Non è la prima volta che negli interventi di Benedetto XVI si può leggere una indiretta smentita alle tesi del giornalista di Libero: se il suo leit-movie è la totale discontinuità tra Francesco e i suoi predecessori, Benedetto XVI ha scritto invece di essere «grato di poter essere legato da una grande identità di vedute e da un’amicizia di cuore a Papa Francesco» (lettera confermata dallo stesso Ratzinger). Il Papa emerito ha anche smentito il teorema di Antonio Socci sul fantomatico “attacco occulto”, da lui sostenuto come causa delle sue dimissioni, replicando in prima persona («Non c’è il minimo dubbio circa la validità della mia rinuncia al ministero petrino» ha scritto, «unica condizione della validità è la piena libertà della decisione»), e in “seconda persona” tramite l’intervento del suo segretario personale, mons. Georg Gänswein: «Benedetto stesso ha detto di aver preso la sua decisione in modo libero, senza alcuna pressione. La consapevolezza che le forze del corpo e dell’animo venivano meno, di dover guardare non alla propria persona ma al bene della Chiesa. Le ragioni sono nella sua declaratio».

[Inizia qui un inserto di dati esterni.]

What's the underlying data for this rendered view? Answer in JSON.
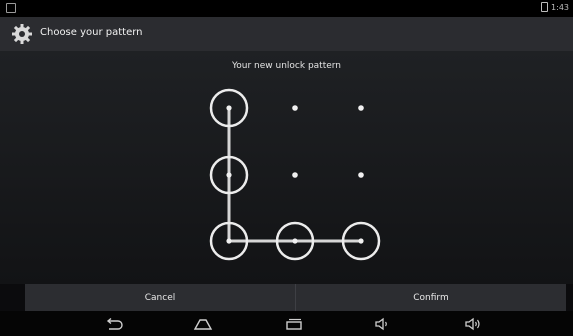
{
  "statusbar": {
    "time": "1:43"
  },
  "actionbar": {
    "title": "Choose your pattern"
  },
  "main": {
    "headline": "Your new unlock pattern"
  },
  "pattern": {
    "grid": "3x3",
    "selected_sequence": [
      1,
      4,
      7,
      8,
      9
    ]
  },
  "buttons": {
    "cancel": "Cancel",
    "confirm": "Confirm"
  },
  "navbar": {
    "icons": [
      "back-icon",
      "home-icon",
      "recent-apps-icon",
      "volume-down-icon",
      "volume-up-icon"
    ]
  },
  "colors": {
    "actionbar": "#2b2c30",
    "background": "#121315",
    "pattern": "#e6e6e6"
  }
}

Più recentemente, Socci ha contrapposto la visione della misericordia di Benedetto XVI e di Padre Pio a quella di Francesco (scrivendo: «La misericordia testimoniata da padre Pio – diversamente da quella di Bergoglio – era inseparabile dalla giustizia e dalla verità. Padre Pio infatti diceva di temere la misericordia perché se ne può abusare. Il suo insegnamento ricalca quello di Giovanni Paolo II (con S. Faustina) e di Benedetto XVI»), ricevendo ancora una volta smentita da Benedetto XVI, il quale ha evidenziato il legame tra la misericordia di Suor Faustina e quella di Giovanni Paolo II, aggiungendo che «Papa Francesco si trova del tutto in accordo con questa linea. La sua pratica pastorale si esprime proprio nel fatto che egli ci parla continuamente della misericordia di Dio».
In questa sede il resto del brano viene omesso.